Endeavor, yang dengan dukungan dan bimbingannya telah meyakinkan
Paul bahwa dia bisa menulis sebuah buku penting. Dan, kepada Andy
Ward, editor Paul di Random House, yang kegigihan, kebijaksanaan, dan
talenta editorialnya membuat Paul bersemangat untuk bekerja
bersamanya, dan yang rasa humor dan kasihnya membuat Paul ingin
berteman dengannya. Ketika Paul meminta keluarganya—secara har ah
merupakan keinginan terakhirnya—untuk mengantarkan buku ini agar
diterbitkan setelah kematiannya, aku bisa berjanji kepadanya bahwa kami
akan mewujudkan keinginannya karena keyakinan kami semua terhadap
Dorian dan Andy. Pada saat itu, manuskripnya hanya berupa arsip terbuka
di komputer Paul, tetapi berkat talenta dan dedikasi mereka, aku yakin
Paul wafat dengan pemahaman bahwa kata-kata ini akan menemukan
jalan mereka ke dunia, dan bahwa melalui kata-kata ini, putri kami akan
mengenalnya. Terima kasih kepada Abraham Verghese untuk kata
pengantar yang pasti akan membuat Paul senang (satu-satunya
keberatanku: sebenarnya yang dinilai dr. Verghese sebagai “jenggot nabi”

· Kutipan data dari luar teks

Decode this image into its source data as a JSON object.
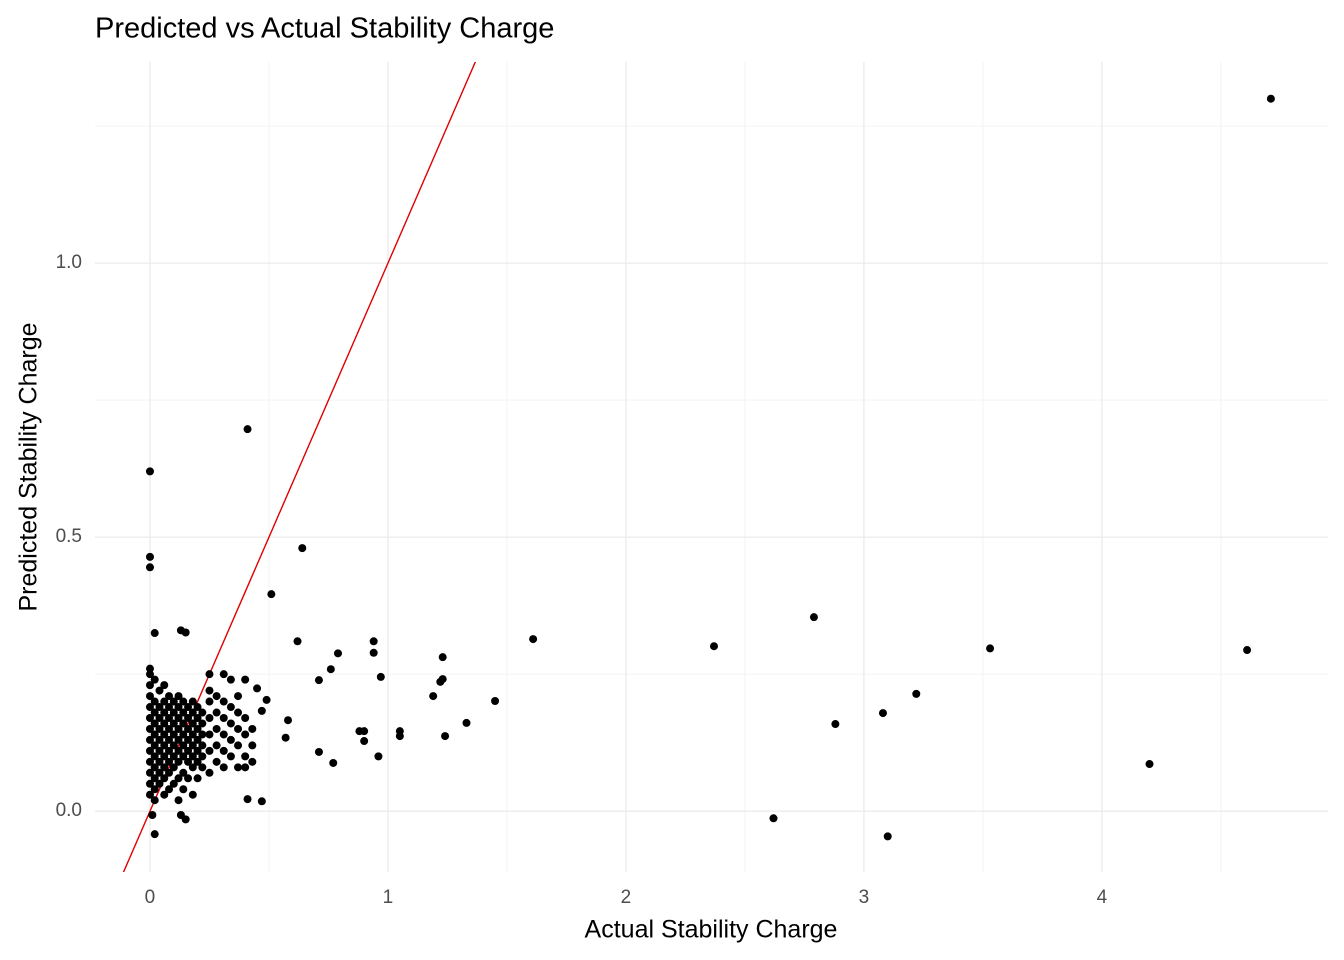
{
  "chart_data": {
    "type": "scatter",
    "title": "Predicted vs Actual Stability Charge",
    "x_label": "Actual Stability Charge",
    "y_label": "Predicted Stability Charge",
    "color": "#000000",
    "grid": true,
    "xlim": [
      -0.231,
      4.95
    ],
    "ylim": [
      -0.111,
      1.367
    ],
    "xticks": [
      0,
      1,
      2,
      3,
      4
    ],
    "yticks": [
      {
        "value": 0,
        "label": "0.0"
      },
      0.5,
      {
        "value": 1,
        "label": "1.0"
      }
    ],
    "x_minor_ticks": [
      0.5,
      1.5,
      2.5,
      3.5,
      4.5
    ],
    "y_minor_ticks": [
      0.25,
      0.75,
      1.25
    ],
    "reference_line": {
      "slope": 1,
      "intercept": 0,
      "color": "#e00000"
    },
    "x": [
      4.71,
      0.41,
      0,
      0,
      0,
      0.64,
      0.51,
      1.61,
      0.62,
      0.94,
      0.94,
      2.79,
      2.37,
      3.53,
      4.61,
      1.23,
      0.79,
      0.76,
      0.71,
      0.97,
      1.23,
      1.22,
      1.19,
      1.45,
      3.22,
      3.08,
      2.88,
      1.33,
      1.05,
      1.05,
      1.24,
      0.88,
      0.9,
      0.9,
      0.96,
      0.77,
      0.71,
      0.57,
      0.58,
      0.49,
      0.47,
      0.45,
      0.47,
      0.41,
      4.2,
      2.62,
      3.1,
      0.02,
      0.01,
      0.13,
      0.15,
      0.02,
      0.13,
      0.15,
      0,
      0,
      0,
      0,
      0,
      0,
      0,
      0,
      0,
      0,
      0,
      0,
      0,
      0.02,
      0.02,
      0.02,
      0.02,
      0.02,
      0.02,
      0.02,
      0.02,
      0.02,
      0.02,
      0.02,
      0.04,
      0.04,
      0.04,
      0.04,
      0.04,
      0.04,
      0.04,
      0.04,
      0.04,
      0.06,
      0.06,
      0.06,
      0.06,
      0.06,
      0.06,
      0.06,
      0.06,
      0.06,
      0.06,
      0.08,
      0.08,
      0.08,
      0.08,
      0.08,
      0.08,
      0.08,
      0.08,
      0.08,
      0.1,
      0.1,
      0.1,
      0.1,
      0.1,
      0.1,
      0.1,
      0.1,
      0.12,
      0.12,
      0.12,
      0.12,
      0.12,
      0.12,
      0.12,
      0.12,
      0.12,
      0.14,
      0.14,
      0.14,
      0.14,
      0.14,
      0.14,
      0.14,
      0.14,
      0.16,
      0.16,
      0.16,
      0.16,
      0.16,
      0.16,
      0.16,
      0.18,
      0.18,
      0.18,
      0.18,
      0.18,
      0.18,
      0.18,
      0.18,
      0.2,
      0.2,
      0.2,
      0.2,
      0.2,
      0.2,
      0.2,
      0.22,
      0.22,
      0.22,
      0.22,
      0.22,
      0.22,
      0.25,
      0.25,
      0.25,
      0.25,
      0.25,
      0.25,
      0.25,
      0.28,
      0.28,
      0.28,
      0.28,
      0.28,
      0.31,
      0.31,
      0.31,
      0.31,
      0.31,
      0.31,
      0.34,
      0.34,
      0.34,
      0.34,
      0.34,
      0.37,
      0.37,
      0.37,
      0.37,
      0.37,
      0.4,
      0.4,
      0.4,
      0.4,
      0.4,
      0.43,
      0.43,
      0.43
    ],
    "values": [
      1.3,
      0.697,
      0.62,
      0.464,
      0.445,
      0.48,
      0.396,
      0.314,
      0.31,
      0.31,
      0.289,
      0.354,
      0.301,
      0.297,
      0.294,
      0.281,
      0.288,
      0.259,
      0.239,
      0.245,
      0.241,
      0.236,
      0.21,
      0.201,
      0.214,
      0.179,
      0.159,
      0.161,
      0.146,
      0.137,
      0.137,
      0.146,
      0.146,
      0.128,
      0.1,
      0.088,
      0.108,
      0.134,
      0.166,
      0.203,
      0.183,
      0.224,
      0.018,
      0.022,
      0.086,
      -0.013,
      -0.046,
      -0.042,
      -0.007,
      -0.007,
      -0.015,
      0.325,
      0.33,
      0.326,
      0.26,
      0.25,
      0.23,
      0.21,
      0.19,
      0.17,
      0.15,
      0.13,
      0.11,
      0.09,
      0.07,
      0.05,
      0.03,
      0.24,
      0.2,
      0.18,
      0.16,
      0.14,
      0.12,
      0.1,
      0.08,
      0.06,
      0.04,
      0.02,
      0.22,
      0.19,
      0.17,
      0.15,
      0.13,
      0.11,
      0.09,
      0.07,
      0.05,
      0.23,
      0.2,
      0.18,
      0.16,
      0.14,
      0.12,
      0.1,
      0.08,
      0.06,
      0.03,
      0.21,
      0.19,
      0.17,
      0.15,
      0.13,
      0.11,
      0.09,
      0.07,
      0.04,
      0.2,
      0.18,
      0.16,
      0.14,
      0.12,
      0.1,
      0.08,
      0.05,
      0.21,
      0.19,
      0.17,
      0.15,
      0.13,
      0.11,
      0.09,
      0.06,
      0.02,
      0.2,
      0.18,
      0.16,
      0.14,
      0.12,
      0.1,
      0.07,
      0.04,
      0.19,
      0.17,
      0.15,
      0.13,
      0.11,
      0.09,
      0.06,
      0.2,
      0.18,
      0.16,
      0.14,
      0.12,
      0.1,
      0.08,
      0.03,
      0.19,
      0.17,
      0.15,
      0.13,
      0.11,
      0.09,
      0.06,
      0.18,
      0.16,
      0.14,
      0.12,
      0.1,
      0.08,
      0.25,
      0.22,
      0.2,
      0.17,
      0.14,
      0.11,
      0.07,
      0.21,
      0.18,
      0.15,
      0.12,
      0.09,
      0.25,
      0.2,
      0.17,
      0.14,
      0.11,
      0.08,
      0.24,
      0.19,
      0.16,
      0.13,
      0.1,
      0.21,
      0.18,
      0.15,
      0.12,
      0.08,
      0.24,
      0.17,
      0.14,
      0.1,
      0.08,
      0.15,
      0.12,
      0.09
    ]
  }
}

adalah “jenggot aku-tak-punya-waktu-untuk-bercukur”!). Aku berterima
kasih kepada Emily Rapp atas kesediaannya menemuiku dalam
kedukaanku dan membimbingku dalam penulisan epilog ini, serta
mengajariku, sama seperti yang dilakukan oleh Paul, mengenai seperti apa
penulis itu dan mengapa penulis menulis. Terima kasih kepada semua
orang yang telah mendukung keluarga kami, termasuk para pembaca buku
ini. Akhir kata, terima kasih kepada para advokat, dokter, dan ilmuwan
yang bekerja tanpa kenal lelah untuk mengembangkan riset dan kesadaran
terhadap kanker paru-paru, dengan tujuan mengubah kanker paru-paru
tahap lanjut sekalipun menjadi penyakit yang tidak mematikan.
Lucy Kalanithi
Profil Penulis

PAUL KALANITHI adalah dokter bedah saraf dan penulis. Dia dibesarkan
di Kingman, Arizona, dan lulus dari Universitas Stanford dengan gelar
sarjana dan master dalam Sastra Inggris dan sarjana dalam Biologi
Manusia. Dia meraih gelar master dalam Sejarah dan Filsafat Sains dan
kedokteran dari Universitas Cambridge serta lulus cum laude dari Sekolah
Kedokteran Yale, tempatnya dilantik menjadi anggota kehormatan
perhimpunan kedokteran nasional Alpha Omega Alpha. Dia kembali ke
Stanford untuk menyelesaikan pelatihannya sebagai dokter residen dalam
bedah saraf dan beasiswa pascadoktoral dalam ilmu saraf, serta menerima
penghargaan tertinggi dari American Academy of Neurological Surgery
untuk riset. Dia wafat pada Maret 2015. Dia meninggalkan keluarga besar
tercintanya, termasuk istrinya, Lucy, dan putrinya, Elizabeth Acadia.